Today, my pal Meg sent me a link to a PBWiki focused solely on digital research tools or (DRT). Meg is an academic librarian and frequent Cloudnotes reader, so when she sent me this link I knew I had to check it out. DiRT’s self-described mission is pretty straightforward:
This wiki collects information about tools and resources that can help scholars (particularly in the humanities and social sciences) conduct research more efficiently or creatively. Whether you need software to help you manage citations, author a multimedia work, or analyze texts, Digital Research Tools will help you find what you're looking for. We provide a directory of tools organized by research activity, as well as reviews of select tools in which we not only describe the tool's features, but also explore how it might be employed most effectively by researchers.
The DiRT home page is helpfully organized around various research activities, including Brainstorm/ generate ideas, Make a screencast, Share bookmarks, Take notes/ annotate resources, and Visualize data. For each task, DiRT provides links to tools, software, and websites that fit the bill. For some of the more well-known research tools, such as Zotero and Diigo, DiRT features a longer review discussing the tool’s advantages and disadvantages.
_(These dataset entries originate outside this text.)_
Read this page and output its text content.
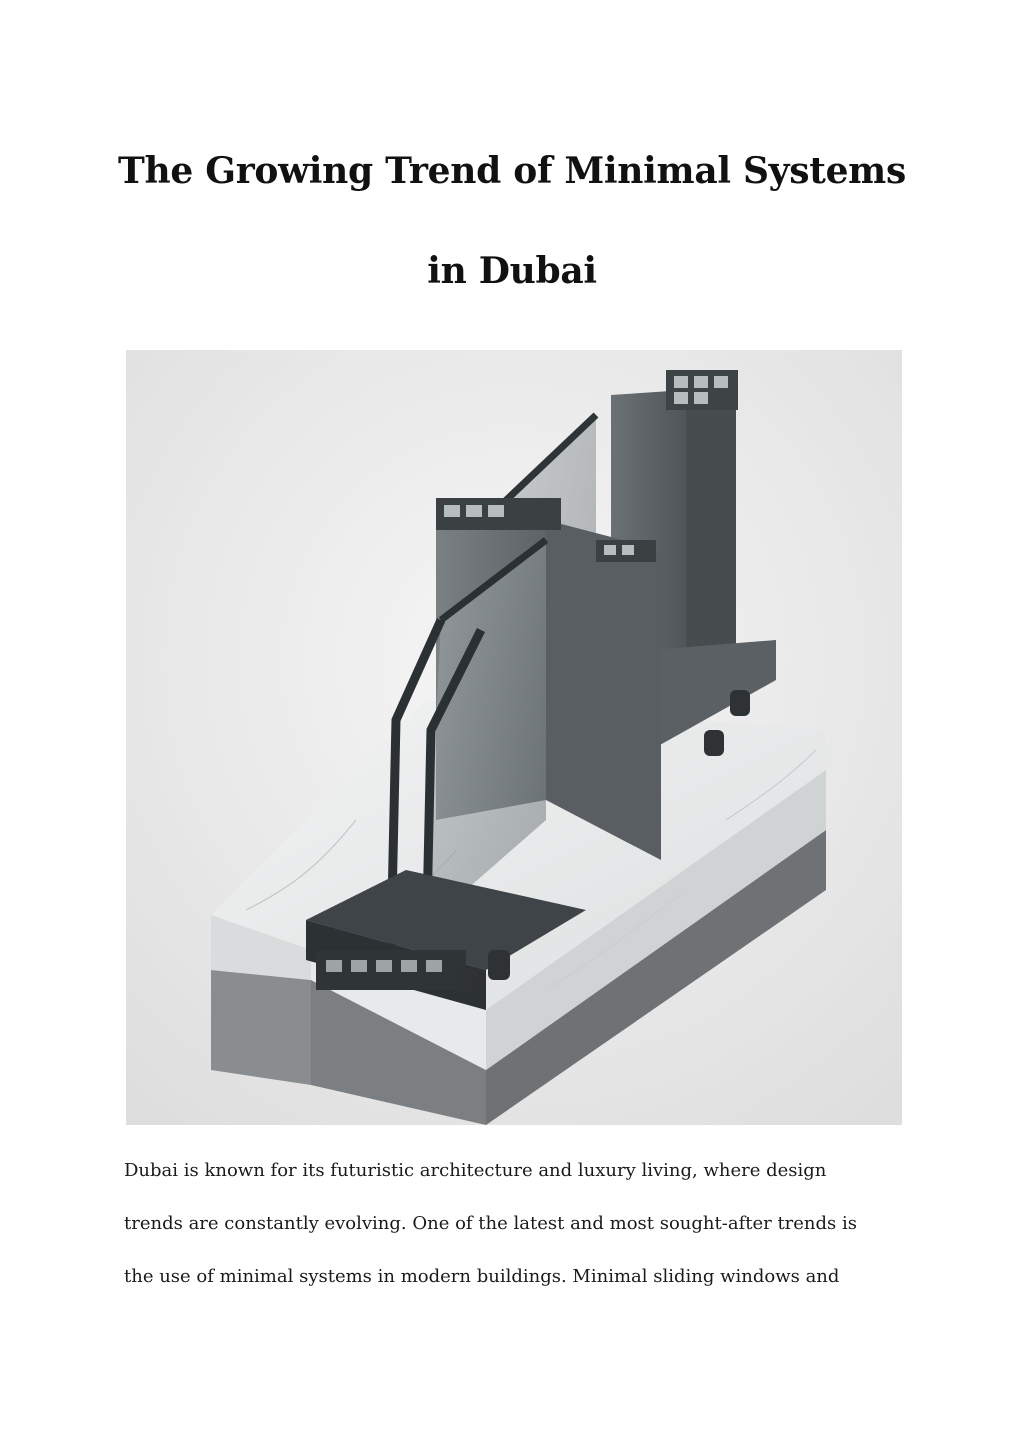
The Growing Trend of Minimal Systems
in Dubai

Dubai is known for its futuristic architecture and luxury living, where design

trends are constantly evolving. One of the latest and most sought-after trends is

the use of minimal systems in modern buildings. Minimal sliding windows and
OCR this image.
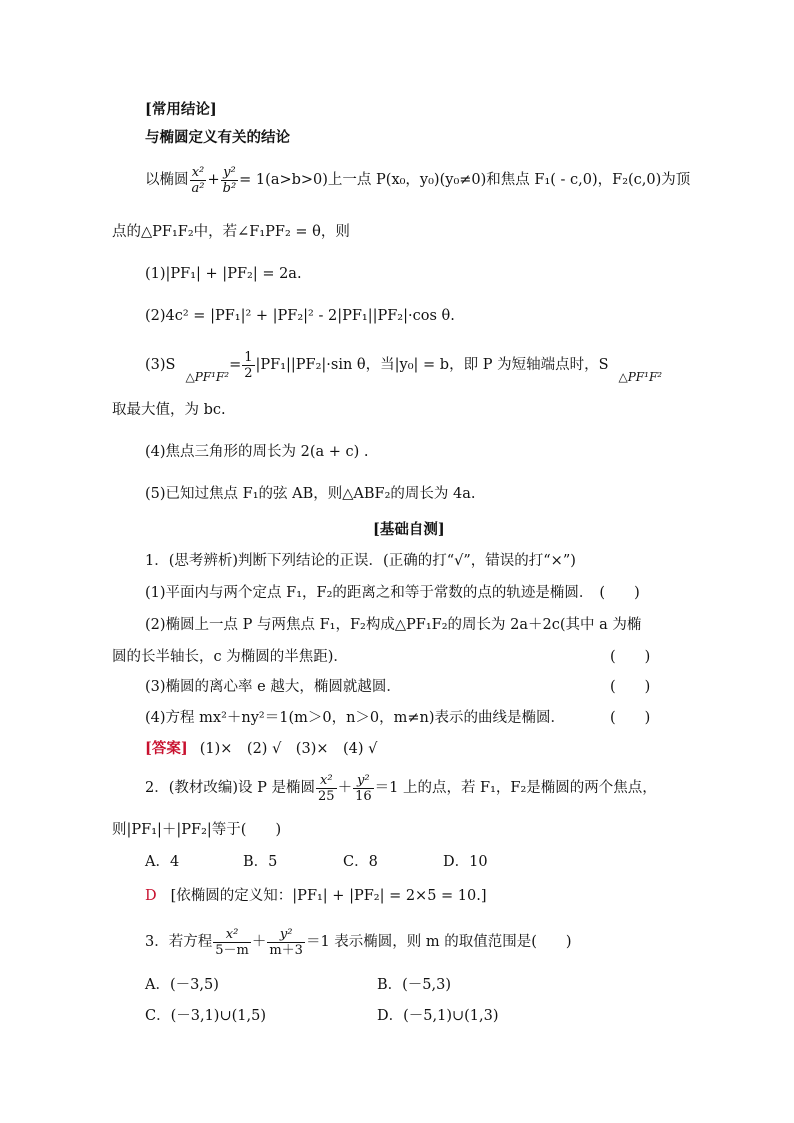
[常用结论]
与椭圆定义有关的结论
以椭圆 $\frac{\text{x²}}{\text{a²}} + \frac{\text{y²}}{\text{b²}} = 1(a>b>0)$上一点 P(x₀，y₀)(y₀≠0)和焦点 F₁( - c,0)，F₂(c,0)为顶
点的△PF₁F₂中，若∠F₁PF₂ = θ，则
(1)|PF₁| + |PF₂| = 2a.
(2)4c² = |PF₁|² + |PF₂|² - 2|PF₁||PF₂|·cos θ.
$(3)S_{\triangle PF^1F^2}= \frac{1}{2} |PF_1||PF_2|\cdot\sin$ θ，当|y₀| = b，即 P 为短轴端点时，$S_{\triangle PF^1F^2}$
取最大值，为 bc.
(4)焦点三角形的周长为 2(a + c) .
(5)已知过焦点 F₁的弦 AB，则△ABF₂的周长为 4a.
[基础自测]
1．(思考辨析)判断下列结论的正误．(正确的打“√”，错误的打“×”)
(1)平面内与两个定点 F₁，F₂的距离之和等于常数的点的轨迹是椭圆． (　　)
(2)椭圆上一点 P 与两焦点 F₁，F₂构成△PF₁F₂的周长为 2a＋2c(其中 a 为椭
圆的长半轴长，c 为椭圆的半焦距)．	(　　)
(3)椭圆的离心率 e 越大，椭圆就越圆．	(　　)
(4)方程 mx²＋ny²＝1(m＞0，n＞0，m≠n)表示的曲线是椭圆．	(　　)
[答案] (1)×　(2) √　(3)×　(4) √
2．(教材改编)设 P 是椭圆 $\frac{\text{x²}}{25} + \frac{\text{y²}}{16} =1$ 上的点，若 F₁，F₂是椭圆的两个焦点，
则|PF₁|＋|PF₂|等于(　　)
A．4	B．5	C．8	D．10
D [依椭圆的定义知：|PF₁| + |PF₂| = 2×5 = 10.]
3．若方程 $\frac{\text{x²}}{5-m} + \frac{\text{y²}}{m+3} =1$ 表示椭圆，则 m 的取值范围是(　　)
A．(－3,5)	B．(－5,3)
C．(－3,1)∪(1,5)	D．(－5,1)∪(1,3)
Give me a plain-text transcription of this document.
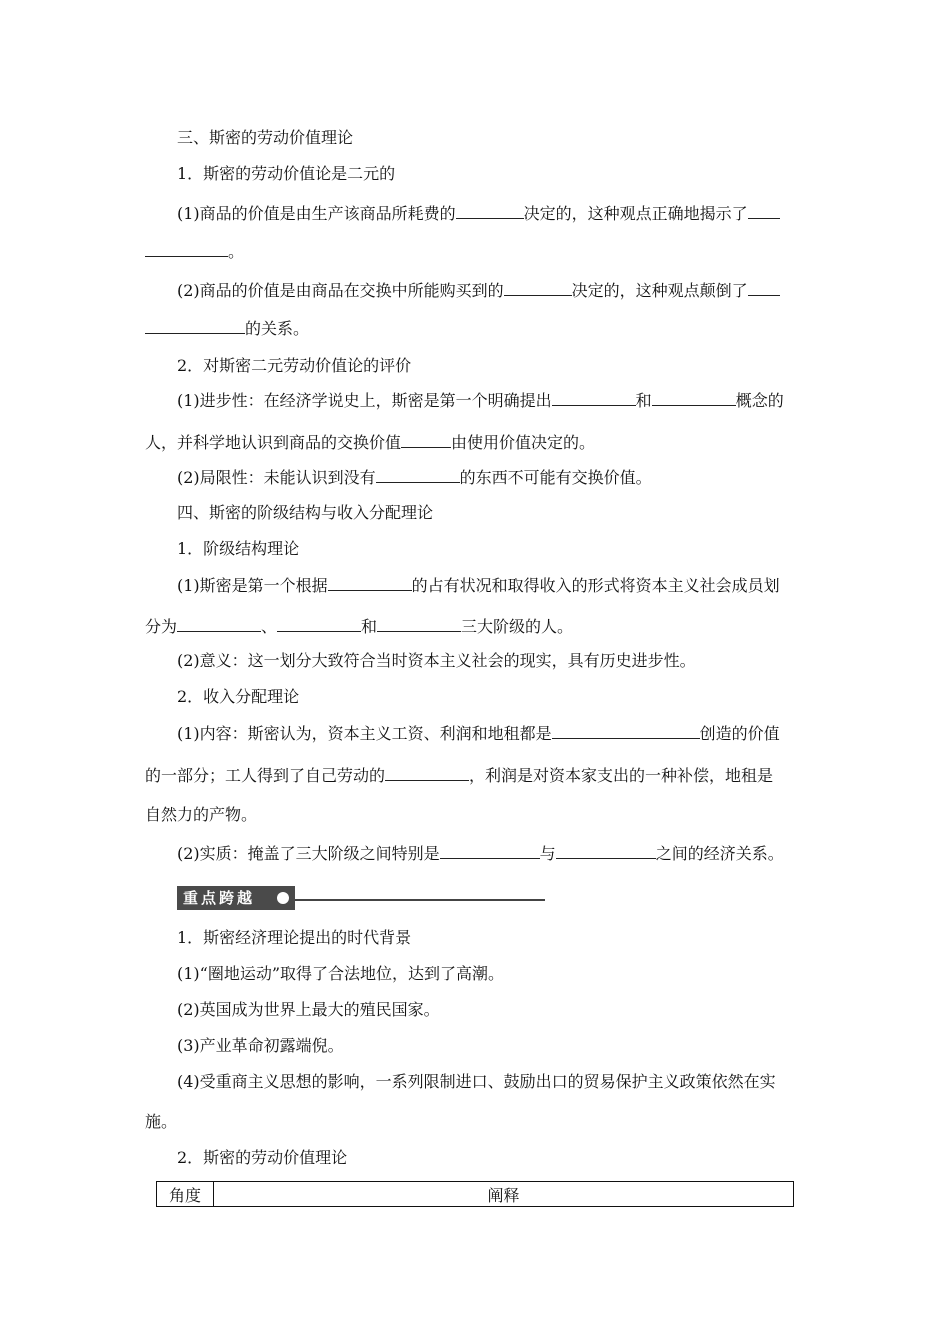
三、斯密的劳动价值理论
1．斯密的劳动价值论是二元的
(1)商品的价值是由生产该商品所耗费的	决定的，这种观点正确地揭示了
。
(2)商品的价值是由商品在交换中所能购买到的	决定的，这种观点颠倒了
的关系。
2．对斯密二元劳动价值论的评价
(1)进步性：在经济学说史上，斯密是第一个明确提出	和	概念的
人，并科学地认识到商品的交换价值	由使用价值决定的。
(2)局限性：未能认识到没有	的东西不可能有交换价值。
四、斯密的阶级结构与收入分配理论
1．阶级结构理论
(1)斯密是第一个根据	的占有状况和取得收入的形式将资本主义社会成员划
分为	、	和	三大阶级的人。
(2)意义：这一划分大致符合当时资本主义社会的现实，具有历史进步性。
2．收入分配理论
(1)内容：斯密认为，资本主义工资、利润和地租都是	创造的价值
的一部分；工人得到了自己劳动的	，利润是对资本家支出的一种补偿，地租是
自然力的产物。
(2)实质：掩盖了三大阶级之间特别是	与	之间的经济关系。
重点跨越
1．斯密经济理论提出的时代背景
(1)“圈地运动”取得了合法地位，达到了高潮。
(2)英国成为世界上最大的殖民国家。
(3)产业革命初露端倪。
(4)受重商主义思想的影响，一系列限制进口、鼓励出口的贸易保护主义政策依然在实
施。
2．斯密的劳动价值理论
角度	阐释
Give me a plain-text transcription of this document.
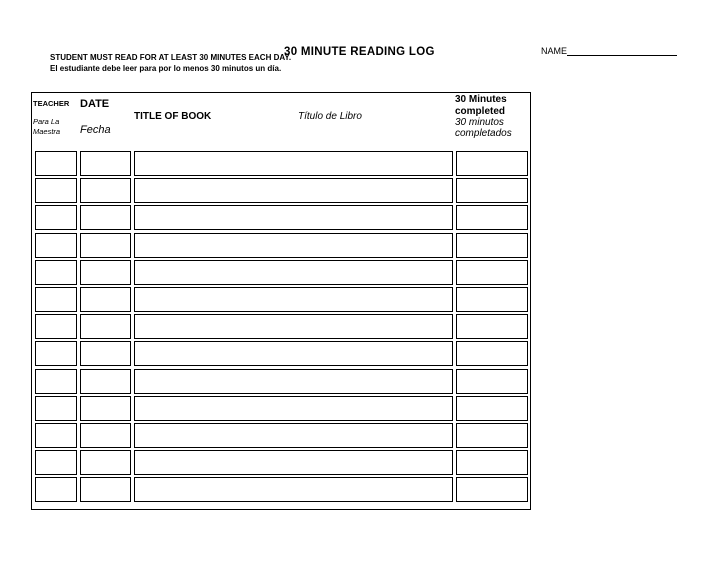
30 MINUTE READING LOG	NAME
STUDENT MUST READ FOR AT LEAST 30 MINUTES EACH DAY.
El estudiante debe leer para por lo menos 30 minutos un día.
TEACHER
Para La
Maestra
DATE
Fecha
TITLE OF BOOK	Título de Libro
30 Minutes
completed
30 minutos
completados
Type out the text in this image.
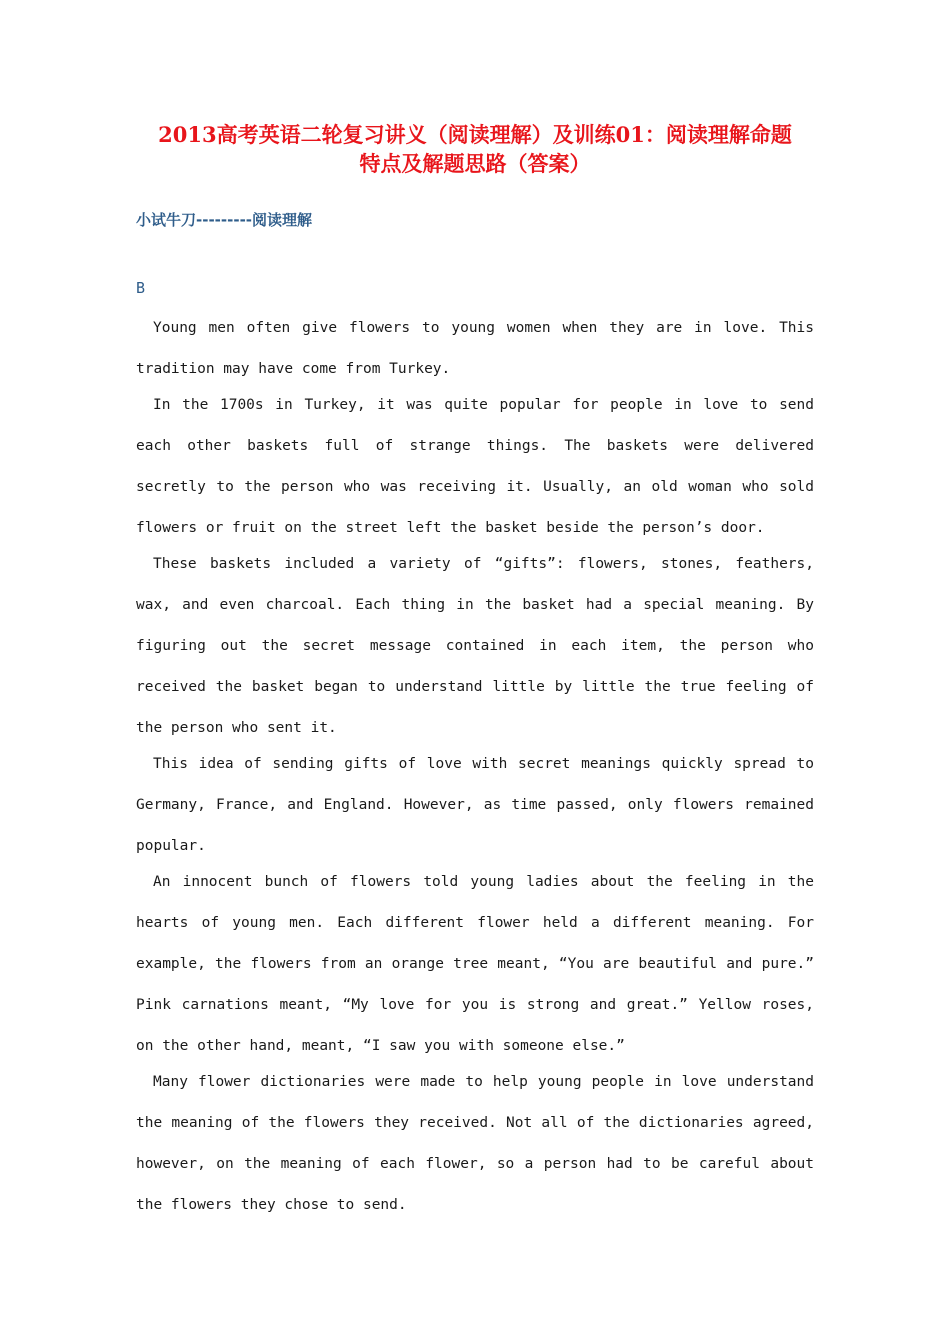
2013高考英语二轮复习讲义（阅读理解）及训练01：阅读理解命题
特点及解题思路（答案）
小试牛刀---------阅读理解
B

Young men often give flowers to young women when they are in love. This tradition may have come from Turkey.

In the 1700s in Turkey, it was quite popular for people in love to send each other baskets full of strange things. The baskets were delivered secretly to the person who was receiving it. Usually, an old woman who sold flowers or fruit on the street left the basket beside the person’s door.

These baskets included a variety of “gifts”: flowers, stones, feathers, wax, and even charcoal. Each thing in the basket had a special meaning. By figuring out the secret message contained in each item, the person who received the basket began to understand little by little the true feeling of the person who sent it.

This idea of sending gifts of love with secret meanings quickly spread to Germany, France, and England. However, as time passed, only flowers remained popular.

An innocent bunch of flowers told young ladies about the feeling in the hearts of young men. Each different flower held a different meaning. For example, the flowers from an orange tree meant, “You are beautiful and pure.” Pink carnations meant, “My love for you is strong and great.” Yellow roses, on the other hand, meant, “I saw you with someone else.”

Many flower dictionaries were made to help young people in love understand the meaning of the flowers they received. Not all of the dictionaries agreed, however, on the meaning of each flower, so a person had to be careful about the flowers they chose to send.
I’m pretty excited to see a wiki dedicated to online research. And I’m happy to report that, unlike many specialty wikis, DiRT isn’t an abandoned ghost town. While not yet a comprehensive source, it seems to be an active community, with a critical mass of useful content. As a native Texan (I live in Houston), I also have to note DiRT’s editors are predominantly Texas-based, including academic librarians at Rice University and Sam Houston State University.
If you’re at all into the stuff I write about here, a site like this deserves your attention and support. So I encourage you to head over there, take a look around, and maybe become a contributor.